In order to have a complete discussion of sampling, we need to explain transformation rules for PDFs. That is, given a PDF* $f(x)$, one defines a new variable $y=y(x)$, and the goal is to find the pdf $g(y)$ that describes the probability that the r.v. $y$ occurs. For example, given the pdf $f(E)$ for the energy of the scattered neutron in an elastic scattering reaction from a nucleus of mass $A$, what is the pdf $g(v)$ for the speed $v$, where $E=frac{1}{2}mv^{2}$?
First of all, we need to restrict the transformation $y=y(x)$ to be a unique transformation, because there must be a 1-to-1 relationship between $x$ and $y$ in order to be able to state that a given value of $x$ corresponds unambiguously to a value of $y$. Given that $y(x)$ is 1-to-1, then it must either be monotone increasing or monotone decreasing, since any other behavior would result in a multiple-valued function $y(x)$.
Let us first assume that the transformation $y(x)$ is monotone increasing, which results in $frac{dx}{dy}>0$ for all $x$. Physically, the mathematical transformation must conserve probability, i.e., the probability of the r.v. $x'$ occurring in $dx$ about $x$ must be the same as the probability of the r.v. $y'$ occurring in $dy$ about $y$, since if $x$ occurs, the 1-to-1 relationship between $x$ and $y$ necessitates that $y$ appears.
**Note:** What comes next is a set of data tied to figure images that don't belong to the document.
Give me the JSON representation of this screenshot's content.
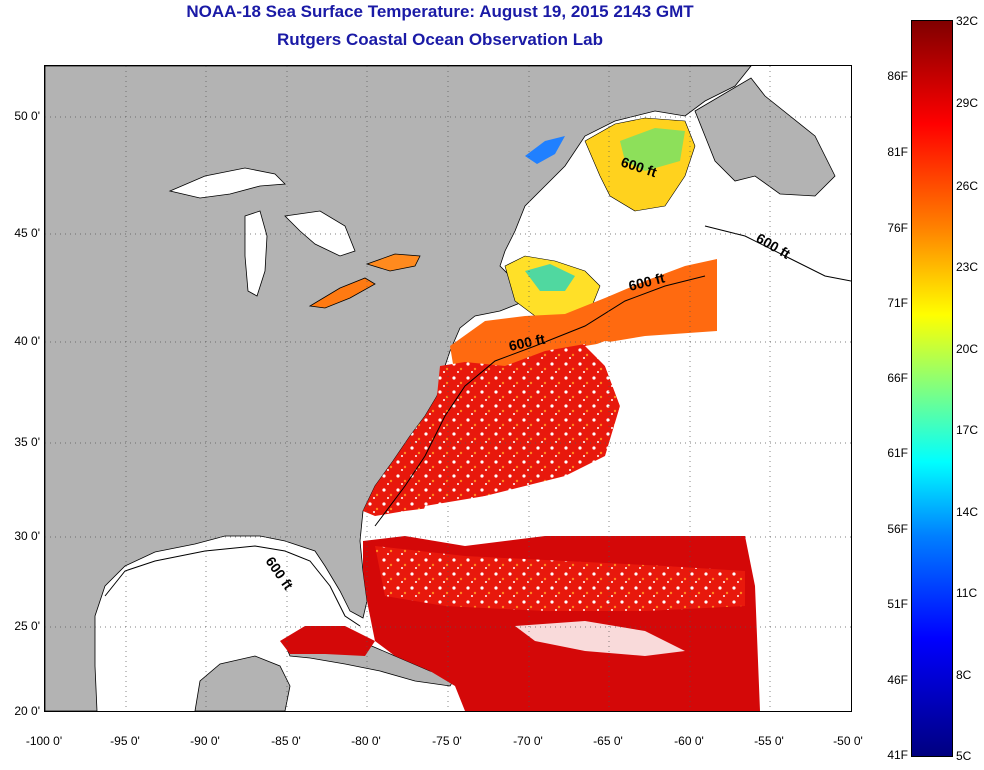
{
  "title": {
    "line1": "NOAA-18 Sea Surface Temperature:  August 19, 2015 2143 GMT",
    "line2": "Rutgers Coastal Ocean Observation Lab"
  },
  "axes": {
    "latitude_ticks": [
      "50 0'",
      "45 0'",
      "40 0'",
      "35 0'",
      "30 0'",
      "25 0'",
      "20 0'"
    ],
    "longitude_ticks": [
      "-100 0'",
      "-95 0'",
      "-90 0'",
      "-85 0'",
      "-80 0'",
      "-75 0'",
      "-70 0'",
      "-65 0'",
      "-60 0'",
      "-55 0'",
      "-50 0'"
    ]
  },
  "colorbar": {
    "celsius_labels": [
      "32C",
      "29C",
      "26C",
      "23C",
      "20C",
      "17C",
      "14C",
      "11C",
      "8C",
      "5C"
    ],
    "fahrenheit_labels": [
      "86F",
      "81F",
      "76F",
      "71F",
      "66F",
      "61F",
      "56F",
      "51F",
      "46F",
      "41F"
    ]
  },
  "contour_labels": [
    "600 ft",
    "600 ft",
    "600 ft",
    "600 ft",
    "600 ft"
  ],
  "colors": {
    "land": "#b3b3b3",
    "cloud_nodata": "#ffffff",
    "warm_sst": "#e8180c",
    "hot_sst": "#d40808",
    "mid_sst": "#ff6a10",
    "cool_sst": "#ffd21e",
    "title_blue": "#1a1aa6"
  }
}
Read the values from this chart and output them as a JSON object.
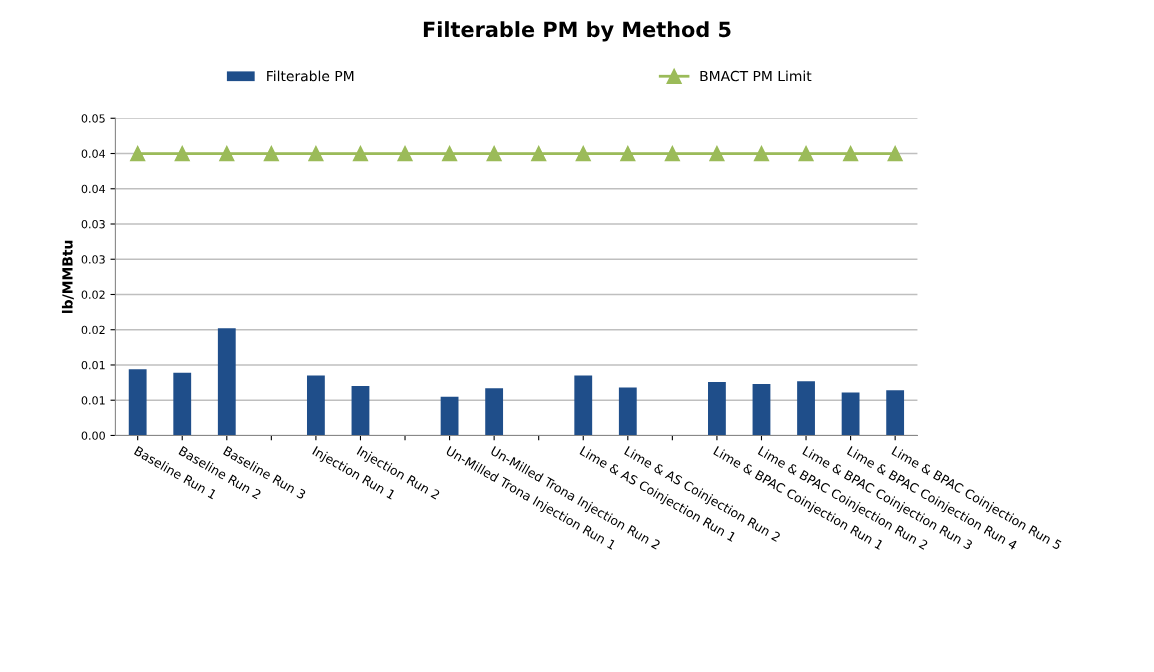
{
  "chart_data": {
    "type": "bar",
    "title": "Filterable PM by Method 5",
    "ylabel": "lb/MMBtu",
    "categories": [
      "Baseline Run 1",
      "Baseline Run 2",
      "Baseline Run 3",
      null,
      "Injection Run 1",
      "Injection Run 2",
      null,
      "Un-Milled Trona Injection Run 1",
      "Un-Milled Trona Injection Run 2",
      null,
      "Lime & AS Coinjection Run 1",
      "Lime & AS Coinjection Run 2",
      null,
      "Lime & BPAC Coinjection Run 1",
      "Lime & BPAC Coinjection Run 2",
      "Lime & BPAC Coinjection Run 3",
      "Lime & BPAC Coinjection Run 4",
      "Lime & BPAC Coinjection Run 5"
    ],
    "series": [
      {
        "name": "Filterable PM",
        "color": "#1f4e8a",
        "values": [
          0.0094,
          0.0089,
          0.0152,
          null,
          0.0085,
          0.007,
          null,
          0.0055,
          0.0067,
          null,
          0.0085,
          0.0068,
          null,
          0.0076,
          0.0073,
          0.0077,
          0.0061,
          0.0064
        ]
      },
      {
        "name": "BMACT PM Limit",
        "type": "line",
        "color": "#9bbb59",
        "marker": "triangle",
        "values": [
          0.04,
          0.04,
          0.04,
          0.04,
          0.04,
          0.04,
          0.04,
          0.04,
          0.04,
          0.04,
          0.04,
          0.04,
          0.04,
          0.04,
          0.04,
          0.04,
          0.04,
          0.04
        ]
      }
    ],
    "ylim": [
      0,
      0.045
    ],
    "yticks": [
      {
        "value": 0,
        "label": "0.00"
      },
      {
        "value": 0.005,
        "label": "0.01"
      },
      {
        "value": 0.01,
        "label": "0.01"
      },
      {
        "value": 0.015,
        "label": "0.02"
      },
      {
        "value": 0.02,
        "label": "0.02"
      },
      {
        "value": 0.025,
        "label": "0.03"
      },
      {
        "value": 0.03,
        "label": "0.03"
      },
      {
        "value": 0.035,
        "label": "0.04"
      },
      {
        "value": 0.04,
        "label": "0.04"
      },
      {
        "value": 0.045,
        "label": "0.05"
      }
    ],
    "grid": "y",
    "legend": "top"
  }
}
But by definition of the pdf's $f(x)$ and $g(y)$,
${:( f(x)dx="prob"(x lt= x' lt=x+dx) ),( g(y)dy="prob"(y lt= y' lt=y+dy) ):}$
The physical transformation implies that these probabilities must be equal.
Equality of these differential probabilities yields
$f(x)dx=g(y)dy$
(6)
and one can then solve for $g(y)$:
$g(y)=f(x)/[dy/dx]$
(7)
This holds for the monotone increasing function $y(x)$. It is easy to show that for a monotone decreasing function $y(x)$, where $dy/dx<0$ for all $x$, the fact that $g(y)$ must be positive (by definition of probability) leads to the following expression for $g(y)$:
$g(y)=f(x)/[-dy/dx]$
(8)
Combining the two cases leads to the following simple rule for transforming pdf's:
$g(y)=f(x)/|dy/dx|$
(9)
For multidimensional pdf's, the derivative $|dy/dx|$ is replaced by the Jacobian of the transformation, which will be described later when we discuss sampling from the Gaussian pdf.
Example 1: An illustration of the cumulative distribution function, or cdf.
Perhaps the most important transformation occurs when $y(x)$ is the cumulative distribution function, or cdf:
$y(x)=F(x)-=int_{-oo}^{oo}f(x')dx'$
(10)
In this case, we have $dy/dx=f(x)$, and one finds the important result that the pdf for the transformation is given by:
$g(y)=1, quad 0 lt= y lt= 1$
(11)
In other words, the cdf is always uniformly distributed on [0,1], independently of the pdf $f(x)$. Any value for the cdf is equally likely on the interval [0,1]. As will be seen next, this result has important ramifications for sampling from an arbitrary pdf.